J’aurais aimé qu’elle ait pu me le dire, pensa-t-elle.
Mais, bien sûr, Jilly avait dû trouver cela trop douloureux pour en parler jusqu’à ce moment-ci.
Jilly sanglotait à présent.
— Maman pleurait beaucoup quand elle me l’a dit. Elle a dit qu’elle devait partir ou que tu la tuerais tôt ou tard. Et elle est partie. Et je ne l’ai plus jamais revue.
Le visage de Scarlatti se tordit dans une expression hideuse. Riley pouvait voir qu’il luttait contre sa rage.
— Fille, tu ne sais pas de quoi tu parles. Tu imagines tout ça, gronda-t-il.
— Elle portait sa jolie robe bleue ce jour-là. Celle qu’elle aimait vraiment. Tu vois, je me souviens. J’ai tout vu, dit Jilly.
Les mots de Jilly se déversaient dans un torrent désespéré.
— Tu tues tout et tout le monde, tôt ou tard. Tu ne peux pas t’en empêcher. Je parie que tu as même menti quand tu m’as dit que mon chiot s’était enfui. Tu as probablement tué Darby aussi.
Scarlatti tremblait de tout son corps maintenant.
Les mots de Jilly continuaient à déferler.
— Ma mère a fait la bonne chose en fuyant, et j’espère qu’elle est heureuse, où qu’elle soit. Et si elle est morte – eh bien, elle est toujours mieux qu’elle ne le serait avec toi.
Scarlatti laissa échapper un rugissement de fureur.
— Tais-toi, petite g***e !
Il attrapa Jilly par l’épaule d’une main et la frappa avec l’autre.
Jilly cria et essaya de se dégager de son emprise.
Riley se leva et se précipita vers Scarlatti. Avant qu’elle ne l’atteigne, deux agents de sécurité avaient saisi l’homme par les bras.
Jilly se libéra et courut vers Riley.
Le juge frappa de son marteau et tout redevint silencieux. Il regardait autour de lui comme s’il ne pouvait pas croire ce qui venait de se passer.
Pendant un instant, il resta juste assis, à respirer lourdement.
Puis il regarda Riley et dit :
— Madame Paige, je pense que je vous dois des excuses. J’ai pris la mauvaise décision tout à l’heure et je l’annule.
Il jeta un regard noir à Scarlatti et ajouta :
— Un autre son de votre part et je vous fais arrêter.
En regardant les autres dans la salle, le juge dit fermement :
— Il n’y aura plus d’autres audiences. Ceci est ma décision finale concernant cette adoption. La garde est accordée à la mère adoptive.

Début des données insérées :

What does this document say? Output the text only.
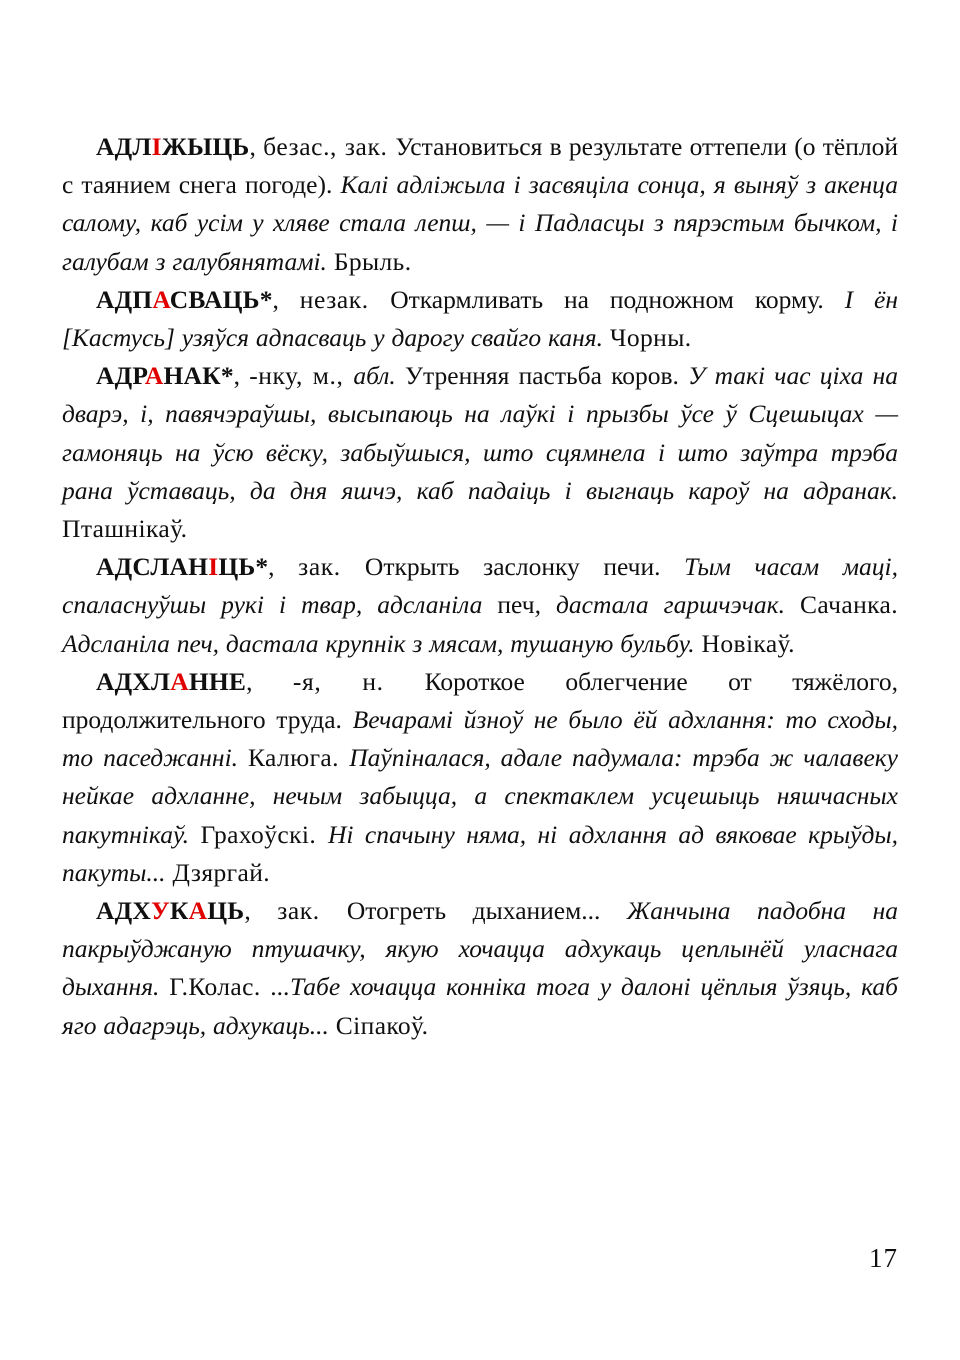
АДЛІЖЫЦЬ, безас., зак. Установиться в результате оттепели (о тёплой с таянием снега погоде). Калі адліжыла і засвяціла сонца, я выняў з акенца саломy, каб усім у хляве стала лепш, — і Падласцы з пярэстым бычком, і галубам з галубянятамі. Брыль.

АДПАСВАЦЬ*, незак. Откармливать на подножном корму. І ён [Кастусь] узяўся адпасваць у дарогу свайго каня. Чорны.

АДРАНАК*, -нку, м., абл. Утренняя пастьба коров. У такі час ціха на дварэ, і, павячэраўшы, высыпаюць на лаўкі і прызбы ўсе ў Сцешыцах — гамоняць на ўсю вёску, забыўшыся, што сцямнела і што заўтра трэба рана ўставаць, да дня яшчэ, каб падаіць і выгнаць кароў на адранак. Пташнікаў.

АДСЛАНІЦЬ*, зак. Открыть заслонку печи. Тым часам маці, спаласнуўшы рукі і твар, адсланіла печ, дастала гаршчэчак. Сачанка. Адсланіла печ, дастала крупнік з мясам, тушаную бульбу. Новікаў.

АДХЛАННЕ, -я, н. Короткое облегчение от тяжёлого, продолжительного труда. Вечарамі йзноў не было ёй адхлання: то сходы, то паседжанні. Калюга. Паўпіналася, адале падумала: трэба ж чалавеку нейкае адхланне, нечым забыцца, а спектаклем усцешыць няшчасных пакутнікаў. Грахоўскі. Ні спачыну няма, ні адхлання ад вяковае крыўды, пакуты... Дзяргай.

АДХУКАЦЬ, зак. Отогреть дыханием... Жанчына падобна на пакрыўджаную птушачку, якую хочацца адхукаць цеплынёй уласнага дыхання. Г.Колас. ...Табе хочацца конніка тога у далоні цёплыя ўзяць, каб яго адагрэць, адхукаць... Сіпакоў.

17
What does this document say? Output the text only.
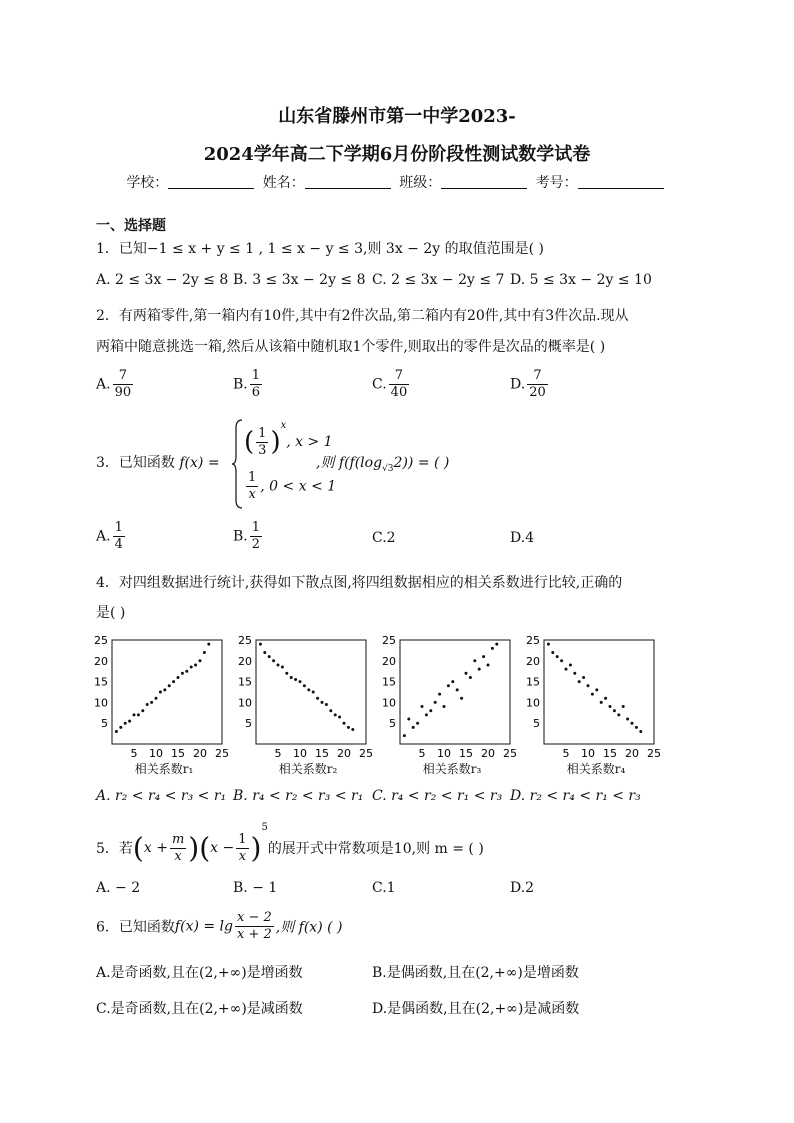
山东省滕州市第一中学2023-
2024学年高二下学期6月份阶段性测试数学试卷
学校：	姓名：	班级：	考号：
一、选择题
1．已知−1 ≤ x + y ≤ 1 , 1 ≤ x − y ≤ 3,则 3x − 2y 的取值范围是( )
A. 2 ≤ 3x − 2y ≤ 8 B. 3 ≤ 3x − 2y ≤ 8 C. 2 ≤ 3x − 2y ≤ 7 D. 5 ≤ 3x − 2y ≤ 10
2．有两箱零件,第一箱内有10件,其中有2件次品,第二箱内有20件,其中有3件次品.现从
两箱中随意挑选一箱,然后从该箱中随机取1个零件,则取出的零件是次品的概率是( )
A. $\frac{7}{90}$	B. $\frac{1}{6}$	C. $\frac{7}{40}$	D. $\frac{7}{20}$
3．已知函数 f(x) =
( $\frac{1}{3} )^x$, x > 1
$\frac{1}{x}$ , 0 < x < 1
,则 $f(f(\log_{√3}2))$ = ( )
A. $\frac{1}{4}$	B. $\frac{1}{2}$	C.2	D.4
4．对四组数据进行统计,获得如下散点图,将四组数据相应的相关系数进行比较,正确的
是( )
5
5
10
10
15
15
20
20
25
25
5
5
10
10
15
15
20
20
25
25
5
5
10
10
15
15
20
20
25
25
5
5
10
10
15
15
20
20
25
25
相关系数r₁	相关系数r₂	相关系数r₃	相关系数r₄
A. r₂ < r₄ < r₃ < r₁ B. r₄ < r₂ < r₃ < r₁ C. r₄ < r₂ < r₁ < r₃ D. r₂ < r₄ < r₁ < r₃
5．若$(x + \frac{m}{x} )(x - \frac{1}{x} )^5$的展开式中常数项是10,则 m = ( )
A. − 2	B. − 1	C.1	D.2
6．已知函数$f(x) = \lg \frac{x - 2}{x + 2}$ ,则 f(x) ( )
A.是奇函数,且在(2,+∞)是增函数	B.是偶函数,且在(2,+∞)是增函数
C.是奇函数,且在(2,+∞)是减函数	D.是偶函数,且在(2,+∞)是减函数
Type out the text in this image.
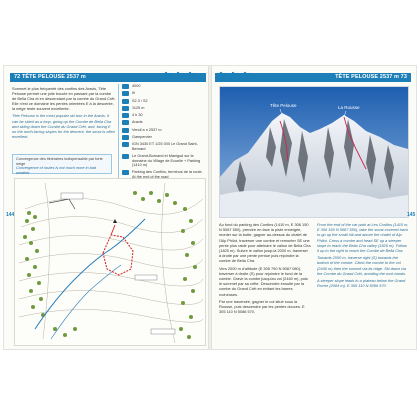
72 TÊTE PELOUSE 2537 m	⛷ ⛷ ⛷

Sommet le plus fréquenté des confins des Aravis, Tête Pelouse permet une jolie boucle en passant par la combe de Bella Cha et en descendant par la combe du Grand Crêt. Elle n'est ce domaine les pentes orientées E à la descente, la neige reste souvent excellente.

Tête Pelouse is the most popular ski tour in the Aravis. It can be skied as a loop, going up the Combe de Bella Cha and skiing down the Combe du Grand Crêt, and, facing E on the north-facing slopes for the descent, the snow is often excellent.

4000
III
S2.3 / S2
1125 m
4 h 30
Aravis
Vendi a n 2537 m
Gampervier
IGN 3430 ET 1/25 000 Le Grand Saint-Bernard
Le Grand-Bornand et Manigod sur le domaine du Village de Ecuelle + Parking (1410 m)
Parking des Confins, terminus de la route.
Convergence des itinéraires indispensable par forte neige
Convergence of routes is not much more in bad weather
144
TÊTE PELOUSE 2537 m 73
⛷ ⛷ ⛷
Tête Pelouse	La Rousse
145

Au fond du parking des Confins (1410 m, E 306 150 N 5087 550), prendre en face la piste enneigée, monter sur la butte, gagner au-dessus du chalet de l'Alp Philot, traverser une combe et remonter SE une pente plus raide pour atteindre le vallon de Bella Cha (1825 m). Suivre le vallon jusqu'à 2000 m, traverser à droite par une pente pentue puis rejoindre la combe de Bella Cha.

Vers 2000 m d'altitude (E 305 790 N 5087 080), traverser à droite (S) pour rejoindre le fond de la combe. Gravir la combe jusqu'au col (2440 m), puis le sommet par sa crête. Descendre ensuite par la combe du Grand Crêt en évitant les barres rocheuses.

Par une traversée, gagner le col situé sous la Rousse, puis descendre par les pentes douces. E 305 110 N 5086 570.

From the end of the car park at Les Confins (1410 m, E 306 150 N 5087 550), take the snow-covered track to go up the small hill and above the chalet of Alp Philot. Cross a combe and head SE up a steeper slope to reach the Bella Cha valley (1825 m). Follow it up to the right to reach the Combe de Bella Cha.

Towards 2000 m, traverse right (S) towards the bottom of the combe. Climb the combe to the col (2440 m) then the summit via its ridge. Ski down via the Combe du Grand Crêt, avoiding the rock bands.

A steeper slope leads to a plateau below the Grand Roche (2084 m). E 305 110 N 5086 570.
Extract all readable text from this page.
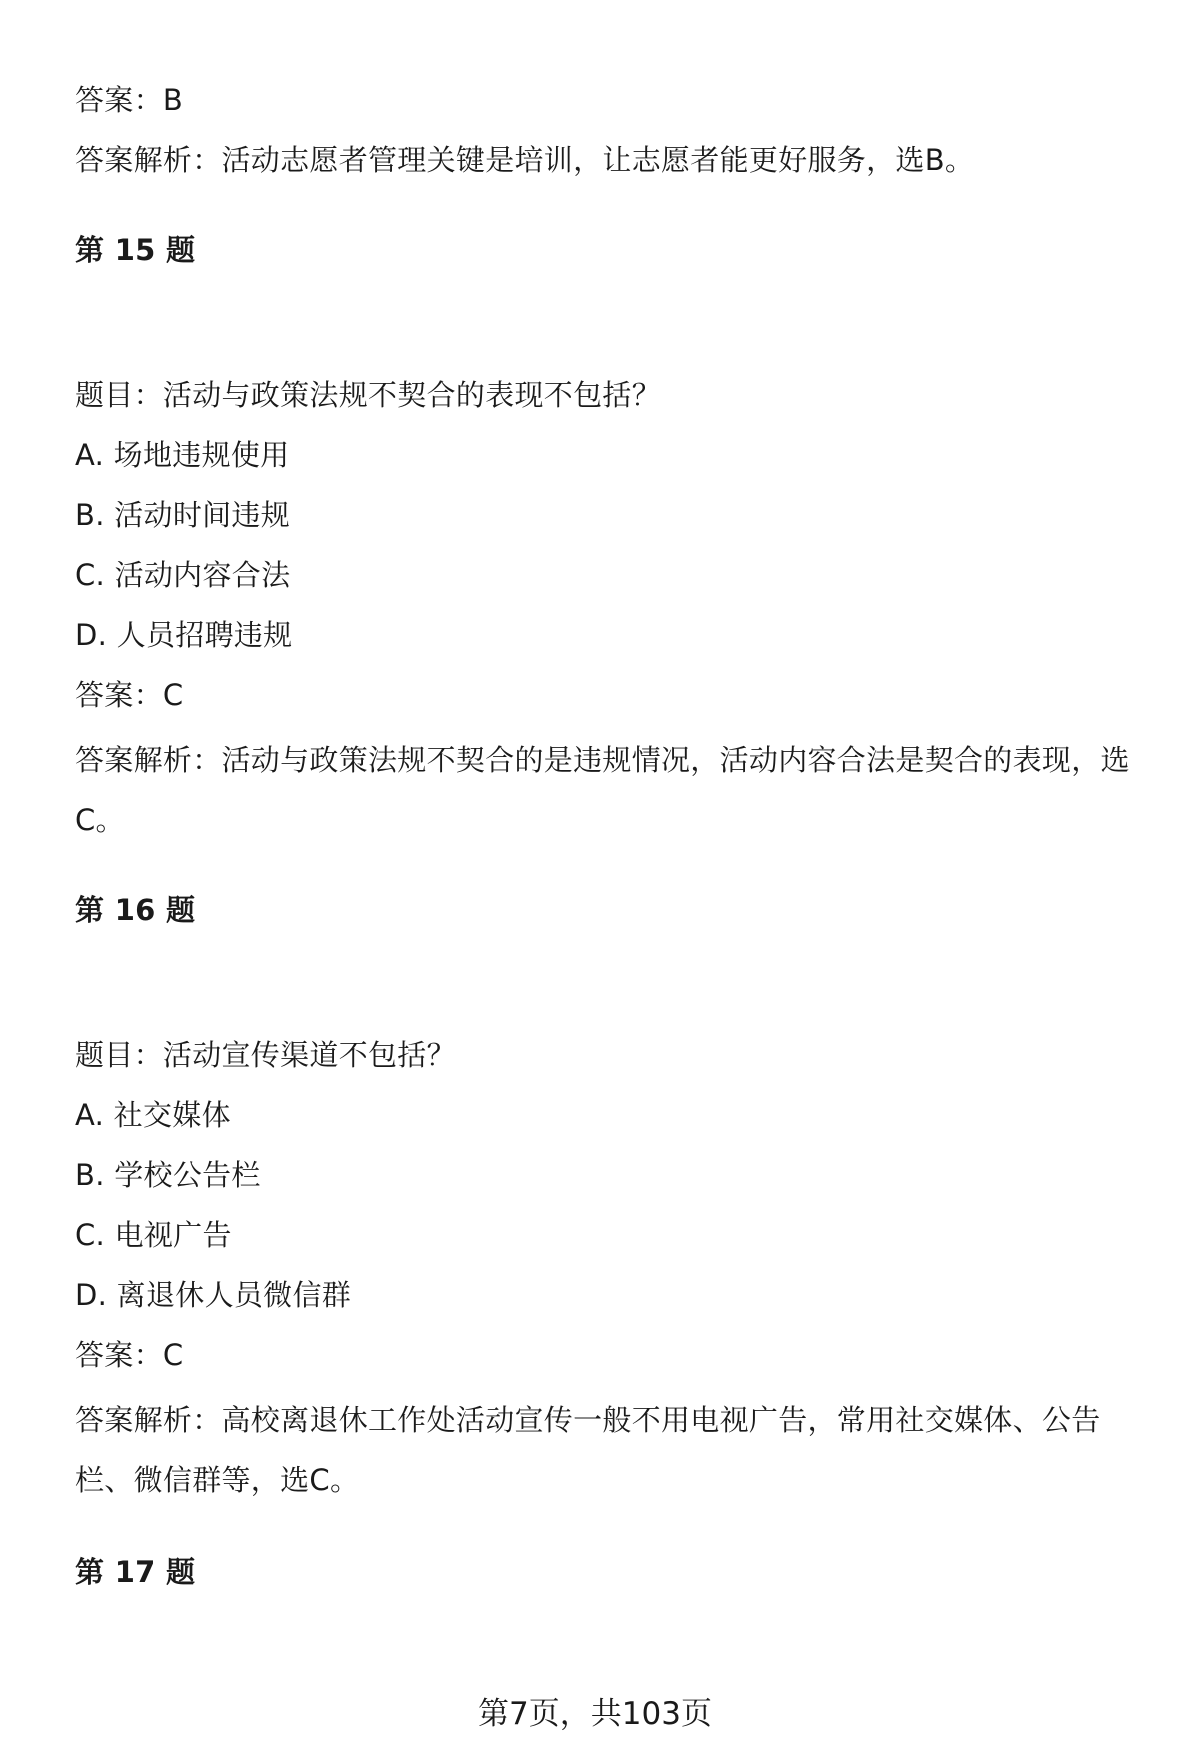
答案：B
答案解析：活动志愿者管理关键是培训，让志愿者能更好服务，选B。
第 15 题
题目：活动与政策法规不契合的表现不包括？
A. 场地违规使用
B. 活动时间违规
C. 活动内容合法
D. 人员招聘违规
答案：C
答案解析：活动与政策法规不契合的是违规情况，活动内容合法是契合的表现，选
C。
第 16 题
题目：活动宣传渠道不包括？
A. 社交媒体
B. 学校公告栏
C. 电视广告
D. 离退休人员微信群
答案：C
答案解析：高校离退休工作处活动宣传一般不用电视广告，常用社交媒体、公告
栏、微信群等，选C。
第 17 题
第7页，共103页
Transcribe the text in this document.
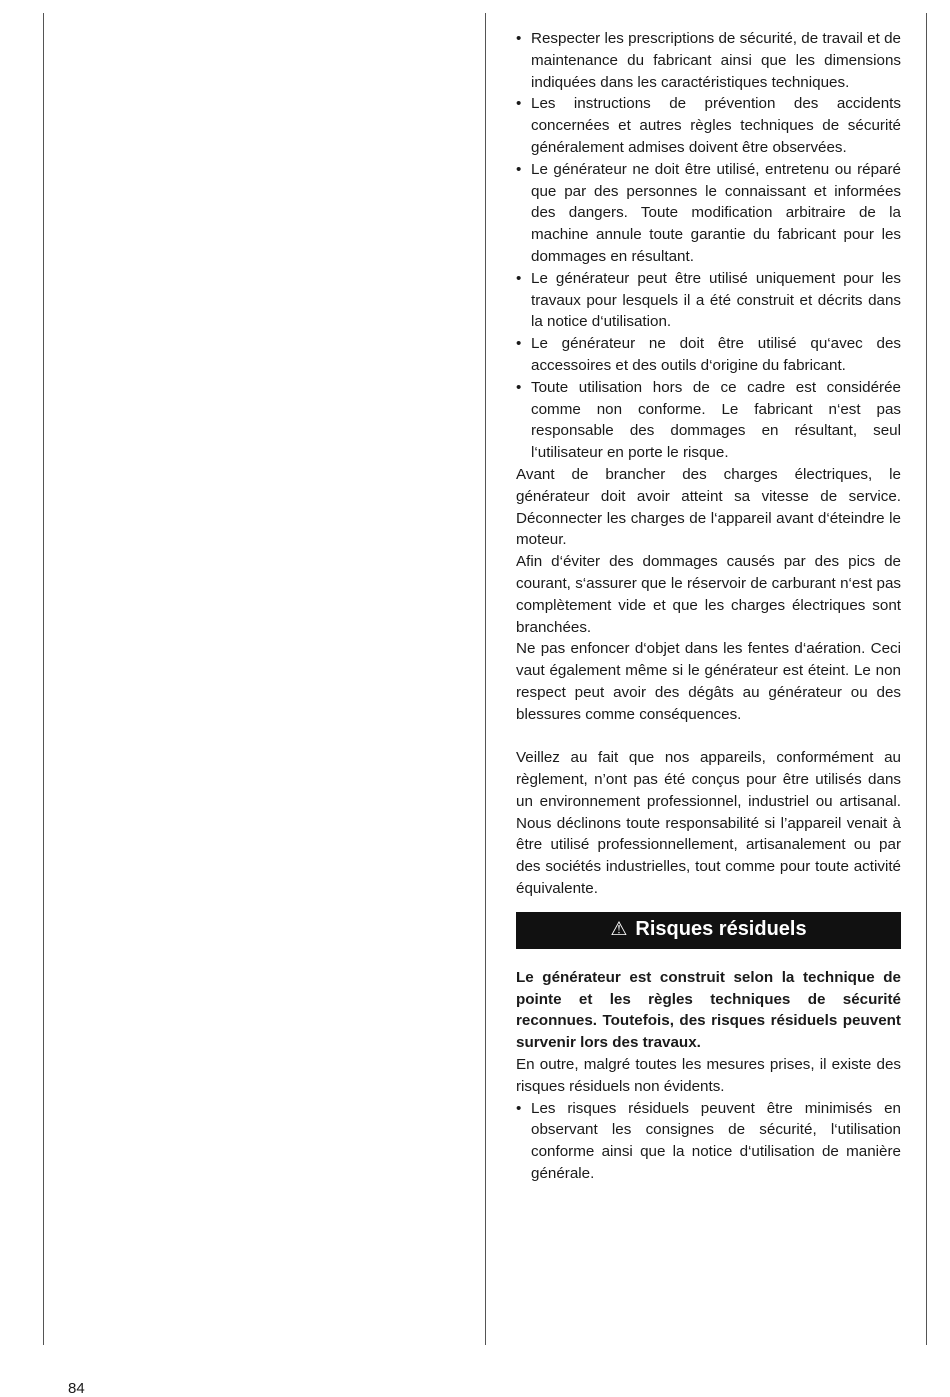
• Respecter les prescriptions de sécurité, de travail et de maintenance du fabricant ainsi que les dimensions indiquées dans les caractéristiques techniques.
• Les instructions de prévention des accidents concernées et autres règles techniques de sécurité généralement admises doivent être observées.
• Le générateur ne doit être utilisé, entretenu ou réparé que par des personnes le connaissant et informées des dangers. Toute modification arbitraire de la machine annule toute garantie du fabricant pour les dommages en résultant.
• Le générateur peut être utilisé uniquement pour les travaux pour lesquels il a été construit et décrits dans la notice d‘utilisation.
• Le générateur ne doit être utilisé qu‘avec des accessoires et des outils d‘origine du fabricant.
• Toute utilisation hors de ce cadre est considérée comme non conforme. Le fabricant n‘est pas responsable des dommages en résultant, seul l‘utilisateur en porte le risque.

Avant de brancher des charges électriques, le générateur doit avoir atteint sa vitesse de service. Déconnecter les charges de l‘appareil avant d‘éteindre le moteur.

Afin d‘éviter des dommages causés par des pics de courant, s‘assurer que le réservoir de carburant n‘est pas complètement vide et que les charges électriques sont branchées.

Ne pas enfoncer d‘objet dans les fentes d‘aération. Ceci vaut également même si le générateur est éteint. Le non respect peut avoir des dégâts au générateur ou des blessures comme conséquences.

Veillez au fait que nos appareils, conformément au règlement, n’ont pas été conçus pour être utilisés dans un environnement professionnel, industriel ou artisanal. Nous déclinons toute responsabilité si l’appareil venait à être utilisé professionnellement, artisanalement ou par des sociétés industrielles, tout comme pour toute activité équivalente.

⚠ Risques résiduels

Le générateur est construit selon la technique de pointe et les règles techniques de sécurité reconnues. Toutefois, des risques résiduels peuvent survenir lors des travaux.

En outre, malgré toutes les mesures prises, il existe des risques résiduels non évidents.

• Les risques résiduels peuvent être minimisés en observant les consignes de sécurité, l‘utilisation conforme ainsi que la notice d‘utilisation de manière générale.
84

Il frappa de nouveau son marteau, se leva et quitta la salle d’audience sans un autre mot.
Riley se tourna et regarda Scarlatti. Ses yeux noirs étaient furieux, mais les deux agents de sécurité étaient toujours debout à côté de lui. Il lança un coup d’œil à sa fiancée qui observait avec épouvante. Puis Scarlatti baissa la tête et resta immobile.
Jilly se jeta dans les bras de Riley en sanglotant.
Riley la serra contre elle et dit :
— Tu es une fille courageuse, Jilly. Je ne vais jamais te laisser partir, peu importe ce qui arrive. Tu peux compter sur ça. »
*
La joue de lui Jilly piquait toujours pendant que Riley réglait quelques détails avec Brenda et l’avocat. Mais cela lui semblait être une bonne douleur et elle savait qu’elle allait bientôt disparaître. Elle avait dit la vérité sur quelque chose qu’elle avait gardé pour elle trop longtemps. En conséquence, elle était libérée de son père pour toujours.
Riley – sa nouvelle maman – la ramena dans leur chambre d’hôtel où elles firent leurs bagages rapidement, puis se rendirent à l’aéroport. Elles arrivèrent à temps pour leur vol de retour et enregistrèrent leurs bagages afin de ne pas avoir à les porter. Ensuite, elles allèrent ensemble aux toilettes.
Jilly se tint devant un miroir pendant que sa mère se trouvait dans un cabinet voisin.
Une légère ecchymose se formait sur le côté de son visage, là où son père l’avait frappée. Mais ça allait aller maintenant.
Son père ne pourrait plus jamais la blesser. Et tout cela parce qu’elle venait enfin de dire la vérité sur son petit frère perdu. C’était tout ce qu’il avait fallu pour tout renverser.
Elle sourit un peu en se rappelant ce que maman lui avait dit…
“Tu es une fille courageuse, Jilly.”
Oui, pensa Jilly. Je crois que je suis assez courageuse.